Benachteiligte des SED-Regimes: "Gesetz kommt nicht an"

Recht Betroffene stellt Antrag

Kühnhaide. 

Kühnhaide. Was nützen Gesetze, wenn sie nicht greifen? Diese Frage wirft Karla Bräuer aus Kühnhaide auf. Denn die 59-Jährige wurde im Jahr 2010 als "Benachteiligter Schüler des SED-Regimes" anerkennt.
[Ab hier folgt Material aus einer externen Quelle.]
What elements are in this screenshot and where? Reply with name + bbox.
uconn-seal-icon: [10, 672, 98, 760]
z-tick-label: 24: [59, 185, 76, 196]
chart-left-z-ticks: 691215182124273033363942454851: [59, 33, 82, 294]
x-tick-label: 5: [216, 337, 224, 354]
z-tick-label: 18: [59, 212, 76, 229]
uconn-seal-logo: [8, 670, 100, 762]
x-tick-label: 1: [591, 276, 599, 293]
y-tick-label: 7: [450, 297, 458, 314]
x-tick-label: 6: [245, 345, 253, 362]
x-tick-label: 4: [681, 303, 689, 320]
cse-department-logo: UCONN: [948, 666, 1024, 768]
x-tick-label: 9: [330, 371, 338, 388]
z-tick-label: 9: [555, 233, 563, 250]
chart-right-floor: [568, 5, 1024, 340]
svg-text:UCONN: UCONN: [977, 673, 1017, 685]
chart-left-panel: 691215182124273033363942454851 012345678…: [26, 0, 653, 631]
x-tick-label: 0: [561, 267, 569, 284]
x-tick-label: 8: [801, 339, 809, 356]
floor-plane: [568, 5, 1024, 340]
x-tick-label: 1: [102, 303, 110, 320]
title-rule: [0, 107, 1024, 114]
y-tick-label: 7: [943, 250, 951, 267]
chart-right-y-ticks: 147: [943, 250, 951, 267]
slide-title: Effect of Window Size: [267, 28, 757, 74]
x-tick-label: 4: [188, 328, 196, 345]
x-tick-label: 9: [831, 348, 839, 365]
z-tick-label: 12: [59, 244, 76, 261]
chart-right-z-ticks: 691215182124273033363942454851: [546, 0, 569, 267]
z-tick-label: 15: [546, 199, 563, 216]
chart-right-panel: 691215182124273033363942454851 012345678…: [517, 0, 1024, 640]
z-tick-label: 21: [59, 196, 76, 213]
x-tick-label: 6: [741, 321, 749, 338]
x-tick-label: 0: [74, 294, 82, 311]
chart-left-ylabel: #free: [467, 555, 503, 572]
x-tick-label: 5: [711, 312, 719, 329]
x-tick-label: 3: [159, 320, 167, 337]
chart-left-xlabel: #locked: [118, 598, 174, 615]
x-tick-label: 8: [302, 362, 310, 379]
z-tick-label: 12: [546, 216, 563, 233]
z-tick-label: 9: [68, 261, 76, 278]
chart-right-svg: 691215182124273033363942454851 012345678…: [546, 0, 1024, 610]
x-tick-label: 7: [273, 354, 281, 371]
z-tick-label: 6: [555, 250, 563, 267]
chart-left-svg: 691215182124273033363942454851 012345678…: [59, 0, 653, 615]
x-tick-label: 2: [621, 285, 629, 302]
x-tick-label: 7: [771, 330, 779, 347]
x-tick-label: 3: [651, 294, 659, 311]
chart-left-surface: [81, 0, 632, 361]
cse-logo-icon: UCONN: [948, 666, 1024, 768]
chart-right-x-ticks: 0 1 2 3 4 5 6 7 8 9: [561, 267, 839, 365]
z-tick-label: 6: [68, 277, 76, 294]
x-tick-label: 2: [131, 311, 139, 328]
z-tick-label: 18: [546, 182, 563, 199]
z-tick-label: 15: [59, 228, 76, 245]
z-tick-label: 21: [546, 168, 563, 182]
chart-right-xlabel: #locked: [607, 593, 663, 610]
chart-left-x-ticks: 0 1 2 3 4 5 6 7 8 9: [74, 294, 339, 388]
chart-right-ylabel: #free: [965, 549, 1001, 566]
Hintergrund ist, dass der gebürtigen Rübenauerin ohne Jugendweihe nach Ende der 8. Klasse der Besuch der Erweiterten Oberschule (EOS) trotz eines Notendurchschnitts von 1,0 verwehrt wurde. Karla Bräuer ist damit von der Bundesrepublik rehabilitiert. Sie sieht sich aber dennoch benachteiligt und stellt das Gesetz infrage. "Erstmals gab es den Antrag auf berufliche Rehabilitierung im Jahr 2007 auf "Benachteiligter Schüler im SED-Regime".

Die Voraussetzung für Geldleistungen ist eine Rehabilitation von der Bundesrepublik", so Karla Bräuer, die zwischen 1967 und 1977 die Allgemeinbildende zehnklassige Polytechnische Oberschule in Kühnhaide/Rübenau besuchte.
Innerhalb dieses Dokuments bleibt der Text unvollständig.